Almost 1/4 of Americans have some form of cardiovascular disease, and nearly as many have diabetes or pre-diabetes.
Meanwhile, heart disease, cancer, and stroke remain the first, second, and third leading causes of death in the United States. About 70 million Americans (almost one-fourth of the population) have some form of cardiovascular disease, which is responsible for more than 6 million hospitalizations each year. Nearly 21 million Americans suffer from our sixth-biggest killer, diabetes (and six million of them don’t know it); and another 41 million have pre-diabetes. It seems absurd to put a cost on these diseases, but people do, and the latest cost estimate for diet-related illnesses—heart disease, stroke, diabetes, obesity, and cancer—is roughly $840 billion, according to the Centers for Disease Control (CDC). (The budget for Social Security, by comparison, is $657 billion.)
Almost everyone believes that these are diet-related diseases.

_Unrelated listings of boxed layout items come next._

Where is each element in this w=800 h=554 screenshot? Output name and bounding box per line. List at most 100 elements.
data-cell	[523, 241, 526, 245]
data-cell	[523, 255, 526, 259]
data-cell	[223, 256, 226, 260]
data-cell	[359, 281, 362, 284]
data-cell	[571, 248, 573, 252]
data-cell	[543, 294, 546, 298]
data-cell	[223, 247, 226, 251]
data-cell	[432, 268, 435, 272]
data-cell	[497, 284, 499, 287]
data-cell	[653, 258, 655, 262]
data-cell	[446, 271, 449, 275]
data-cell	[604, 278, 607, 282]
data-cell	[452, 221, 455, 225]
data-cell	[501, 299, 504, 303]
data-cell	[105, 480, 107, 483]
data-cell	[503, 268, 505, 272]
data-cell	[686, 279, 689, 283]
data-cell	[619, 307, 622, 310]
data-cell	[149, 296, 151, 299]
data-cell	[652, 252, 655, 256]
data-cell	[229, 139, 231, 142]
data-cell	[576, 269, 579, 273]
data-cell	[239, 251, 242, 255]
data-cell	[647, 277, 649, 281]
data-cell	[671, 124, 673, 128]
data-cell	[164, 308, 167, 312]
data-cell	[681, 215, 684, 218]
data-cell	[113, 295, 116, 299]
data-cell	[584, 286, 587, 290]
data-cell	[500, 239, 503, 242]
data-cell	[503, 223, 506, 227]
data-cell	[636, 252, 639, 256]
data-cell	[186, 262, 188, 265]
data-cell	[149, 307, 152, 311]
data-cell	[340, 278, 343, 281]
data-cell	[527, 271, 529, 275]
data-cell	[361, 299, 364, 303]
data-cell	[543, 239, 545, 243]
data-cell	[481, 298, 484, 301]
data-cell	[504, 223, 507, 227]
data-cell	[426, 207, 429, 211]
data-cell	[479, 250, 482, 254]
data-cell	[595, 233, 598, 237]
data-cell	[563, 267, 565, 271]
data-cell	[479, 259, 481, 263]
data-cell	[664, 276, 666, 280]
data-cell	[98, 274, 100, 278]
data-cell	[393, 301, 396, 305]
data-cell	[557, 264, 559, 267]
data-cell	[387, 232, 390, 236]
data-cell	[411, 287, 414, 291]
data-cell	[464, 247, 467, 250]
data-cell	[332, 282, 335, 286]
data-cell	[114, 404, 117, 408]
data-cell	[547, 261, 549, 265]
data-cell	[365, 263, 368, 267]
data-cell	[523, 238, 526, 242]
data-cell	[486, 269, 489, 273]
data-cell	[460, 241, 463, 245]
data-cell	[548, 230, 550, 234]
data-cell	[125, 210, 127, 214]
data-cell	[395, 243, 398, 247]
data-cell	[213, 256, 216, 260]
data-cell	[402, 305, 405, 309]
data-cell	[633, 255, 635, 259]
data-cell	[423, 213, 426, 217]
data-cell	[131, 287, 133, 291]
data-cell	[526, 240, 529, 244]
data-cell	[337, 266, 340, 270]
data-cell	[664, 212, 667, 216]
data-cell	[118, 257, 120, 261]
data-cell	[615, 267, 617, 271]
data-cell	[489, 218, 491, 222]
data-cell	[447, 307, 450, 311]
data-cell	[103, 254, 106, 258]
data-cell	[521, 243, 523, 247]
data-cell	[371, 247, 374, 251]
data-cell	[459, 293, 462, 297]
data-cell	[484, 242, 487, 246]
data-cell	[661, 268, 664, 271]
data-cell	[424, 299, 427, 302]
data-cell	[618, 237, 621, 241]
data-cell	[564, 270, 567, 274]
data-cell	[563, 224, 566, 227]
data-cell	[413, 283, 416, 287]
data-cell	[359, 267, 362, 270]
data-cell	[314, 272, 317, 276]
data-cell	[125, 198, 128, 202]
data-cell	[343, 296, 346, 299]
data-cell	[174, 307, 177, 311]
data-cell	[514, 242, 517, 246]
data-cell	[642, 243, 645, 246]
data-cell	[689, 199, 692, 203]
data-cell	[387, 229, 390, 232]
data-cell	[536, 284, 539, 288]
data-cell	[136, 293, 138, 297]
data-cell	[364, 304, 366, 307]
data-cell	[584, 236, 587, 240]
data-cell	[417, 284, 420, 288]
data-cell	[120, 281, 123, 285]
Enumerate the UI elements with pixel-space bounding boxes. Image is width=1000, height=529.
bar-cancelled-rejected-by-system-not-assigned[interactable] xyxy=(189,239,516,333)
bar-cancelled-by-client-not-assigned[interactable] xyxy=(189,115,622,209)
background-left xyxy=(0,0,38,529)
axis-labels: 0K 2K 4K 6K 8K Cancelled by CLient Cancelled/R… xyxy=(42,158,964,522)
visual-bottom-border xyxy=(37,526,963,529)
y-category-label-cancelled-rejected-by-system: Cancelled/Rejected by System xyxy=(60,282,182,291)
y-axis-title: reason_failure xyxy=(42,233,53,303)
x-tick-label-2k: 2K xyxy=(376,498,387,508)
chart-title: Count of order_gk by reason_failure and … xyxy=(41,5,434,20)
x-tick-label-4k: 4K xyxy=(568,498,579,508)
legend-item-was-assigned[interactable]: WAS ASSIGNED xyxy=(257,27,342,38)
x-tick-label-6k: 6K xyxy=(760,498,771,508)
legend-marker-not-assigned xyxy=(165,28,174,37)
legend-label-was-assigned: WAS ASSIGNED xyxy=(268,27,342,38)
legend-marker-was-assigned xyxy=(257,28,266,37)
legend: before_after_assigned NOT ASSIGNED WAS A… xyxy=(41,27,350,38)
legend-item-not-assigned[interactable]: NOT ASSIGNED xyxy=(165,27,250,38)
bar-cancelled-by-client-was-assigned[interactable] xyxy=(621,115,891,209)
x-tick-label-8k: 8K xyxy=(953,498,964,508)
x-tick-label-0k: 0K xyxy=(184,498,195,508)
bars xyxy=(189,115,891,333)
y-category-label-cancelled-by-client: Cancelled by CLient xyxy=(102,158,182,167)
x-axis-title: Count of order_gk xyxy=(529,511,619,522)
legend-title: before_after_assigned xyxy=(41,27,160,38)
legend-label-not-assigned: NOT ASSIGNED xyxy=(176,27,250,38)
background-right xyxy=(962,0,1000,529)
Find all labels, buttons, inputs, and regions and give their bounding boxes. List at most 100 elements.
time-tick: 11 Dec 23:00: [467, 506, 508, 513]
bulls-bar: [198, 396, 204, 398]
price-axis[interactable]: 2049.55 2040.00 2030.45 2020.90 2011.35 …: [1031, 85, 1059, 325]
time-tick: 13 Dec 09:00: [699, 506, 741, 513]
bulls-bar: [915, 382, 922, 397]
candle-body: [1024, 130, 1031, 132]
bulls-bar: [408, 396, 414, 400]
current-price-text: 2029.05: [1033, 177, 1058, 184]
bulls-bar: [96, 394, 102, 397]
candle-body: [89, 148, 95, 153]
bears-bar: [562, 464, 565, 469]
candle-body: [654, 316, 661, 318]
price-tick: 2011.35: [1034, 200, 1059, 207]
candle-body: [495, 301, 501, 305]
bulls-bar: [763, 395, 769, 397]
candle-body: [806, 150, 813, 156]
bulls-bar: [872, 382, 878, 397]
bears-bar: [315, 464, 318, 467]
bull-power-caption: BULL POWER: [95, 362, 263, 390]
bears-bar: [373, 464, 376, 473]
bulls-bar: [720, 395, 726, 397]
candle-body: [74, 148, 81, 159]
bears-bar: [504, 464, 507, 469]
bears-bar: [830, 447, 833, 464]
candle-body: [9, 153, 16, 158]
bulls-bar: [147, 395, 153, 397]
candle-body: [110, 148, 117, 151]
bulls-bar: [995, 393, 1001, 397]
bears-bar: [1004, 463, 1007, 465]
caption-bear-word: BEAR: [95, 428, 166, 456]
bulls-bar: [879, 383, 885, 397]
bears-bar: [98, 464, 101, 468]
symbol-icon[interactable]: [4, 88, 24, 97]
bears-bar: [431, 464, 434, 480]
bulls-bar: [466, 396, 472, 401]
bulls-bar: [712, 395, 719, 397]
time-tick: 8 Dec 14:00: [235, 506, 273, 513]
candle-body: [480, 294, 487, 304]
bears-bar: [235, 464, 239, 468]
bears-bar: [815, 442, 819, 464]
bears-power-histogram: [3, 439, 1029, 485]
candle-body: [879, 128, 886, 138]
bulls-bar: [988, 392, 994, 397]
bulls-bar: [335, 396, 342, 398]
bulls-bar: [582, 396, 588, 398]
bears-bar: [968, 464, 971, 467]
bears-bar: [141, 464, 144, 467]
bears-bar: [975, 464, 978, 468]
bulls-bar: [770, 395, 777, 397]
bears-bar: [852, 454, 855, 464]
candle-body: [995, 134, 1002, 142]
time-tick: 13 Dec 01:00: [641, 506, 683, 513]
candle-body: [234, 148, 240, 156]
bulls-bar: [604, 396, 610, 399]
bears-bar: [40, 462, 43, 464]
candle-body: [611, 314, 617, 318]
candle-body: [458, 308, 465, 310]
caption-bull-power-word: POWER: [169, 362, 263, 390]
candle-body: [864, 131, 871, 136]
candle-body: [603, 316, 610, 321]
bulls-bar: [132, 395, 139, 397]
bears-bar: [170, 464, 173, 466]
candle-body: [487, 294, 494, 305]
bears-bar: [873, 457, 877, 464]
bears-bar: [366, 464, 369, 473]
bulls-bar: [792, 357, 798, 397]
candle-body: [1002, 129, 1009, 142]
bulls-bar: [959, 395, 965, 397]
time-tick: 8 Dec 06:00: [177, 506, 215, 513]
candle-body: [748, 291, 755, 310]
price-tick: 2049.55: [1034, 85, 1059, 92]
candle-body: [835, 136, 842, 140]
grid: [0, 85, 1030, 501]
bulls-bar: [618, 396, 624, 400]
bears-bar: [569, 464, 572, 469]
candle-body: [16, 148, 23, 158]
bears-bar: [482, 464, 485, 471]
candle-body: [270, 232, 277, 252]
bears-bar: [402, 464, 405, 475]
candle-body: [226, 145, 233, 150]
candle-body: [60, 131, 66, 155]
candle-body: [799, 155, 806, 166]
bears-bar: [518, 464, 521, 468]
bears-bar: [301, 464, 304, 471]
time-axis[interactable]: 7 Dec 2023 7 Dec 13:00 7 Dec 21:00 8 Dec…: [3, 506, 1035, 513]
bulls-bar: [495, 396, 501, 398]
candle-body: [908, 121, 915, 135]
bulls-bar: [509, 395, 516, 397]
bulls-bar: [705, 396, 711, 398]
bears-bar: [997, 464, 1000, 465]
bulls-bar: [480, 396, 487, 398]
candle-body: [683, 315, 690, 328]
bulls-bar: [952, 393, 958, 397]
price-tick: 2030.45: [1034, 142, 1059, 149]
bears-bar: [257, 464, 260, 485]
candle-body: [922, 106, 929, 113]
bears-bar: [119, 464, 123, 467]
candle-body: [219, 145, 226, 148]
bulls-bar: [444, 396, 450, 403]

The CDC believes that much of the burden of heart disease and stroke could be eliminated by reducing their major risk factors: high blood pressure, high cholesterol, smoking, diabetes, physical inactivity, and poor nutrition. Others estimate that improved nutrition and lifestyle could reduce illness and death from cancer by as much as 40 percent, death from cardiovascular disease by up to 30 percent, and cases of diabetes by at least 50 percent. Those are big numbers, and “improved nutrition and lifestyle” is the approach that Food Matters shares.
We have not been moving in the direction of “improved nutrition,” though, and consequently we’ve seen the situation get worse. Since 1990, those diagnosed with diabetes have increased 61 percent; since 1991, the prevalence of obesity has increased 75 percent; and heart disease is not only the number one killer of adults: frighteningly, it’s also the second leading cause of death for children under 15.
But if we know what to do, and we know how to do it, why aren’t we doing it? The answers are complicated and not entirely clear. For one thing, we’re not agreed on what to do. For another, there is a disincentive on the part of the food industry for us to change the way we eat. And for a third, the government agencies that might encourage the “right” diet are beset by confusion and by their ties to the food industry.
It would be unprofitable—for Big Food at least—if we moved our eating habits in the right direction. But not only would profits fall if we ate a moderate diet of wholesome foods; so, too, would the rates of lifestyle diseases, global warming, our collective weight, antibiotic use, environmental damage, and cruelty to livestock. What’s stopping this move, largely, is inertia, habit, a lack of good information, and a drive to maintain the status quo by the people who profit from it. But maintaining the status quo is insane.